GCHQ: We don’t have the manpower to spy on you

The U.K.'s top intelligence agency has defended itself against allegations that it carries out mass surveillance on people, claiming that, even if it wanted to, it does not have enough people to do so.

Speaking at the InfoSecurity conference in London, GCHQ's cyber chief said the organization knows the extent of its powers -- but does not abuse it.

"Everyone at GCHQ, everyone working there, is acutely conscious that we are entrusted with very significant powers under the law and we use those powers extremely carefully," Ciaran Martin, director general of cybersecurity at GCHQ said.
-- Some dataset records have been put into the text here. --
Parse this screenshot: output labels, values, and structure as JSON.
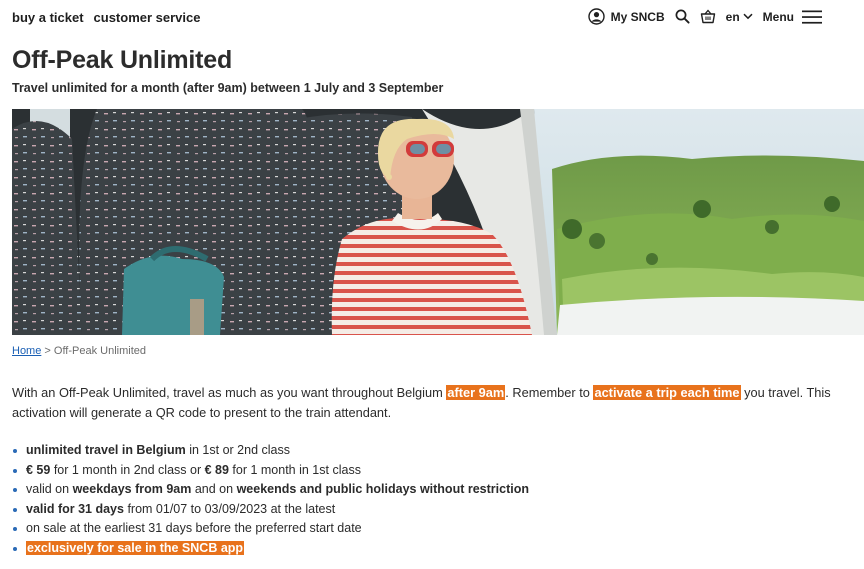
{
  "header": {
    "nav": [
      "buy a ticket",
      "customer service"
    ],
    "account_label": "My SNCB",
    "language": "en",
    "menu_label": "Menu"
  },
  "page": {
    "title": "Off-Peak Unlimited",
    "subtitle": "Travel unlimited for a month (after 9am) between 1 July and 3 September"
  },
  "breadcrumb": {
    "home": "Home",
    "separator": " > ",
    "current": "Off-Peak Unlimited"
  },
  "intro": {
    "t1": "With an Off-Peak Unlimited, travel as much as you want throughout Belgium ",
    "h1": "after 9am",
    "t2": ". Remember to ",
    "h2": "activate a trip each time",
    "t3": " you travel. This activation will generate a QR code to present to the train attendant."
  },
  "features": {
    "f1": {
      "b1": "unlimited travel in Belgium",
      "t1": " in 1st or 2nd class"
    },
    "f2": {
      "b1": "€ 59",
      "t1": " for 1 month in 2nd class or ",
      "b2": "€ 89",
      "t2": " for 1 month in 1st class"
    },
    "f3": {
      "t1": "valid on ",
      "b1": "weekdays from 9am",
      "t2": " and on ",
      "b2": "weekends and public holidays without restriction"
    },
    "f4": {
      "b1": "valid for 31 days",
      "t1": " from 01/07 to 03/09/2023 at the latest"
    },
    "f5": {
      "t1": "on sale at the earliest 31 days before the preferred start date"
    },
    "f6": {
      "h1": "exclusively for sale in the SNCB app"
    }
  },
  "colors": {
    "highlight": "#e8721c",
    "link": "#1a5fb4",
    "bullet": "#2a6ab6"
  },
  "icons": [
    "user-icon",
    "search-icon",
    "basket-icon",
    "chevron-down-icon",
    "hamburger-icon"
  ]
}
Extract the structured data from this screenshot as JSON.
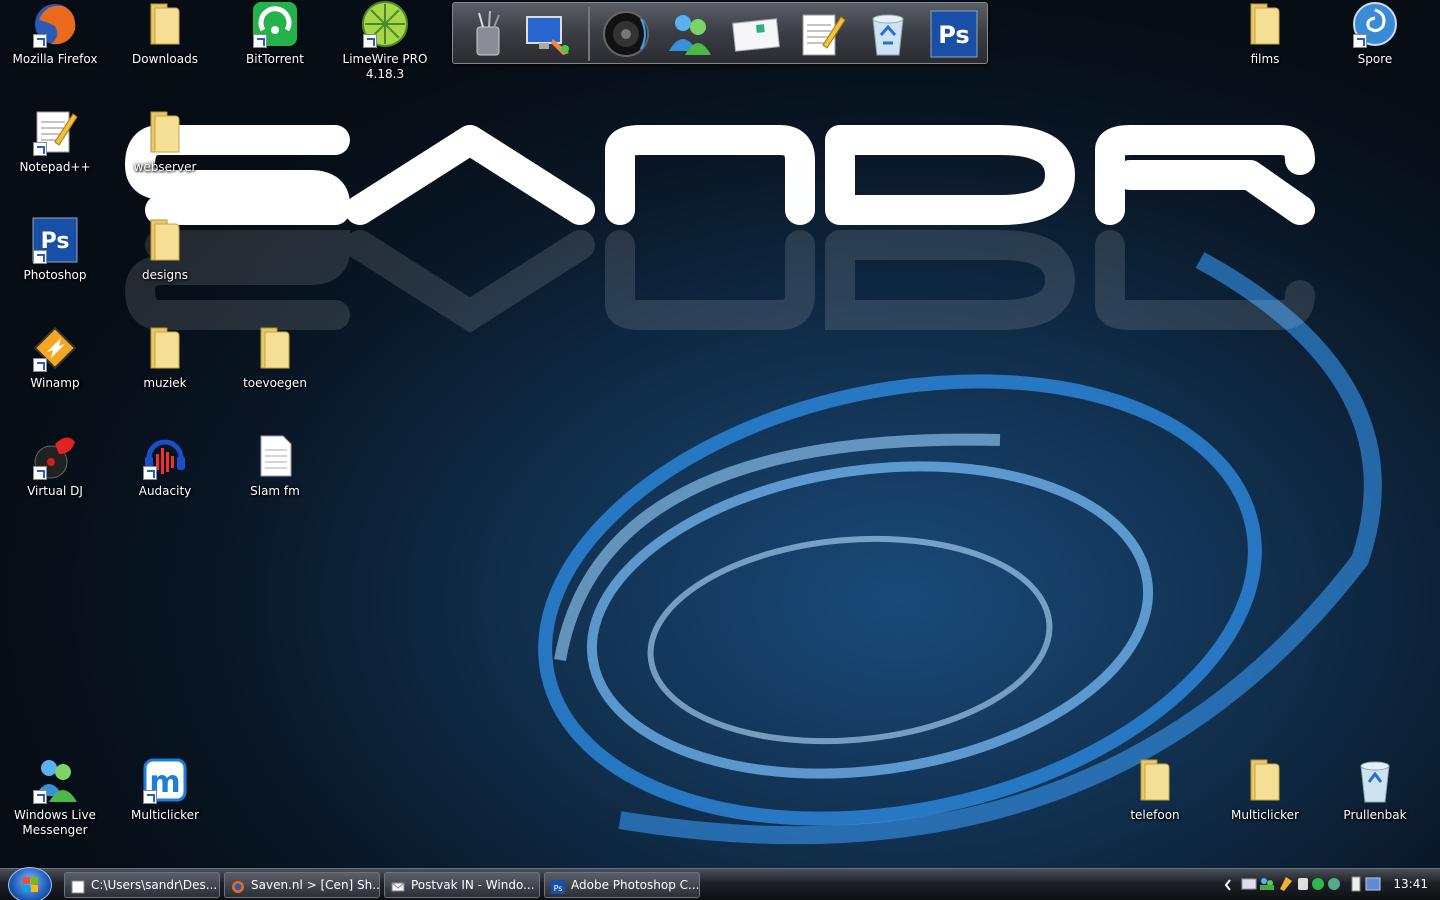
{
  "wallpaper": {
    "brand_text": "SANDR"
  },
  "dock": {
    "items": [
      "pencil-cup-icon",
      "display-settings-icon",
      "speaker-icon",
      "people-icon",
      "mail-icon",
      "notepad-icon",
      "recycle-bin-icon",
      "photoshop-icon"
    ]
  },
  "desktop": {
    "icons": [
      {
        "label": "Mozilla Firefox",
        "icon": "firefox-icon"
      },
      {
        "label": "Downloads",
        "icon": "folder-icon"
      },
      {
        "label": "BitTorrent",
        "icon": "bittorrent-icon"
      },
      {
        "label": "LimeWire PRO 4.18.3",
        "icon": "limewire-icon"
      },
      {
        "label": "films",
        "icon": "folder-icon"
      },
      {
        "label": "Spore",
        "icon": "spore-icon"
      },
      {
        "label": "Notepad++",
        "icon": "notepad-icon"
      },
      {
        "label": "webserver",
        "icon": "folder-icon"
      },
      {
        "label": "Photoshop",
        "icon": "photoshop-icon"
      },
      {
        "label": "designs",
        "icon": "folder-icon"
      },
      {
        "label": "Winamp",
        "icon": "winamp-icon"
      },
      {
        "label": "muziek",
        "icon": "folder-icon"
      },
      {
        "label": "toevoegen",
        "icon": "folder-icon"
      },
      {
        "label": "Virtual DJ",
        "icon": "virtualdj-icon"
      },
      {
        "label": "Audacity",
        "icon": "audacity-icon"
      },
      {
        "label": "Slam fm",
        "icon": "document-icon"
      },
      {
        "label": "Windows Live Messenger",
        "icon": "messenger-icon"
      },
      {
        "label": "Multiclicker",
        "icon": "multiclicker-icon"
      },
      {
        "label": "telefoon",
        "icon": "folder-icon"
      },
      {
        "label": "Multiclicker",
        "icon": "folder-icon"
      },
      {
        "label": "Prullenbak",
        "icon": "recycle-bin-icon"
      }
    ]
  },
  "taskbar": {
    "tasks": [
      {
        "label": "C:\\Users\\sandr\\Des...",
        "icon": "notepad-icon"
      },
      {
        "label": "Saven.nl > [Cen] Sh...",
        "icon": "firefox-icon"
      },
      {
        "label": "Postvak IN - Windo...",
        "icon": "mail-icon"
      },
      {
        "label": "Adobe Photoshop C...",
        "icon": "photoshop-icon"
      }
    ],
    "clock": "13:41",
    "tray_icons": [
      "chevron-left-icon",
      "keyboard-icon",
      "messenger-icon",
      "winamp-icon",
      "usb-icon",
      "bittorrent-icon",
      "limewire-icon",
      "power-icon",
      "network-icon"
    ]
  },
  "colors": {
    "accent": "#1e5bb8",
    "taskbar": "#1d2127",
    "swirl": "#3a9cff"
  }
}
"One of the things that has almost flippantly been said in our defence is that even if we wanted to do such things we don't have enough people to engage in such unlawful mass intrusion."



Edward Snowden speaks remotely at SXSW.
Source: Google+
Edward Snowden speaks remotely at SXSW.

GCHQ's involvement in the mass collection of citizens' data was revealed when former U.S. National Security Agency contractor Edward Snowden leaked explosive top secret documents to the media in 2013. A steady stream of those files has continued to leak.

Snowden's revelations sparked a fierce debate in Britain and the U.S. about the legality of the activities carried out by the countries' spy agencies. In February, the U.K.'s Investigatory Powers Tribunal ruled that the laws around the sharing of electronic communications between GCHQ and the NSA collected as part of the mass surveillance programs of both agencies breaches human rights regulations.

But another inquiry in March by the U.K. parliament's Intelligence and Security Committee (ISC) found that the bulk collection of communications by GCHQ "do not seem to circumvent the law" but are "unnecessarily complicated" and "lacks transparency".

The U.K. is looking to strengthen the powers of security agencies through a new communications bill - labelled by critics as as the "snooper's charter" - which would require internet and mobile phone companies to keep data such as a call and text message history for a year.

In the U.S., the Patriot Act which was passed in the wake of the September 11 terrorist attacks in 2001 and allows the collection of Americans' phone data, expired on Sunday. But many of the rules allowing this surveillance could be retained in the Freedom Act which will be voted on in Senate on Tuesday.

But two British companies – privacy app ind.ie and software company Eris Industries – have said they would leave the country because of GCHQ's mass surveillance and the proposed extension of powers in the latest bill.

However, Martin denied that GCHQ's policies were driving firms out of the U.K, when asked about the topic. Skirting around the question, Martin referred to an answer given by BT Group chairman Mike Rake last year which was supportive of the intelligence agency.

"It was put to Sir Mike Rake...whether he thought the government and GCHQ in particular...was having any impact on U.K. tech and the answer was no," GCHQ's cyber chief said.